Ishigami A, Ohsawa T, Watanabe K, Senshu T
Department of Cell Chemistry, Tokyo Metropolitan Institute of Gerontology, Japan.
Biochem Biophys Res Commun. 1996 Jun 14;223(2):299-303. doi: 10.1006/bbrc.1996.0888.

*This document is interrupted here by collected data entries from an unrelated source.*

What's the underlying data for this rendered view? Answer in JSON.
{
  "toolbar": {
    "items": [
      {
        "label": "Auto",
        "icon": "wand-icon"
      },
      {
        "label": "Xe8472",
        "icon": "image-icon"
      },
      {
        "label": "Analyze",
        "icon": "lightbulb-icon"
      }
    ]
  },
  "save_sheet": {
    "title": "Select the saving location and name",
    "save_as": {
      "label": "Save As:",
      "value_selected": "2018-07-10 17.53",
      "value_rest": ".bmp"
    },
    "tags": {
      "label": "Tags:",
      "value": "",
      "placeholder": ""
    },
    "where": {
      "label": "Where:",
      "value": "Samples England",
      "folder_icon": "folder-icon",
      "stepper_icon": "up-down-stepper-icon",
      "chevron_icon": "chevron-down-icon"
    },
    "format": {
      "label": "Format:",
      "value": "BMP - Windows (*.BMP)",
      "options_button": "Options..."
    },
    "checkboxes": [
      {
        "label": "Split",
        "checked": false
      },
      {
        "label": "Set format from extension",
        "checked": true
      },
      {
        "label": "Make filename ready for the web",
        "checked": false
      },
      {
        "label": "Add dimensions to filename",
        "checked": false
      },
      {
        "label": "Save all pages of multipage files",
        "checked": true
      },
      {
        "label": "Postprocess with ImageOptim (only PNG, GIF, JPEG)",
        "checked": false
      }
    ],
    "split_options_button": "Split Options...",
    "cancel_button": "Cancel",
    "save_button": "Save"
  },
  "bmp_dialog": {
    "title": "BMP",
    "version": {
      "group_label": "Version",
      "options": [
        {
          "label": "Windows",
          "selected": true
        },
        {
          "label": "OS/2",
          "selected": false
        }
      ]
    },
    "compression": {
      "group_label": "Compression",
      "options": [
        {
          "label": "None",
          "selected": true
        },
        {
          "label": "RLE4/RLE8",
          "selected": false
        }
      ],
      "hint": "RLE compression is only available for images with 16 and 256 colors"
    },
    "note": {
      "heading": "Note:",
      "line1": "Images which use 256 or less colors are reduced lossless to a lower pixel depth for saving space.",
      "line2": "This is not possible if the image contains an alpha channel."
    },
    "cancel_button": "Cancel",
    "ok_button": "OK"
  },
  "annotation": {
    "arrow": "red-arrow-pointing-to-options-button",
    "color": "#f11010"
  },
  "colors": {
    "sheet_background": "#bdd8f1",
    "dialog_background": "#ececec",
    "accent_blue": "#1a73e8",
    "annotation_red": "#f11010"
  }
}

We studied the expression of peptidylarginine deiminases (EC 3.5.3.15) in an immortalized newborn rat keratinocyte cell line. No measurable enzyme activities were noted in either growing or confluent cultures. The enzyme activity was increased by all-trans retinoic acid in dose- and time-dependent manners. The enzyme activity was resolved into two peaks by anion exchange chromatography. The minor peak resembled enzyme preparations obtained from the epidermis in earlier studies. The major peak was indistinguishable from rat muscle peptidylarginine deiminase in the chromatographic and Western blotting profiles. Northern blot hybridization showed a major band in retinoic acid-treated cells migrating slightly behind muscle peptidylarginine deiminase mRNA.
我们研究了肽基精氨酸脱亚氨酶(EC 3.5.3.15)在永生化新生大鼠角质形成细胞系中的表达。在生长或汇合培养物中均未检测到可测量的酶活性。全反式维甲酸以剂量和时间依赖性方式增加了酶活性。通过阴离子交换色谱法将酶活性解析为两个峰。较小的峰类似于早期研究中从表皮获得的酶制剂。在色谱和蛋白质印迹图谱中,较大的峰与大鼠肌肉肽基精氨酸脱亚氨酶无法区分。Northern印迹杂交显示,在维甲酸处理的细胞中出现一条主要条带,其迁移位置略落后于肌肉肽基精氨酸脱亚氨酶mRNA。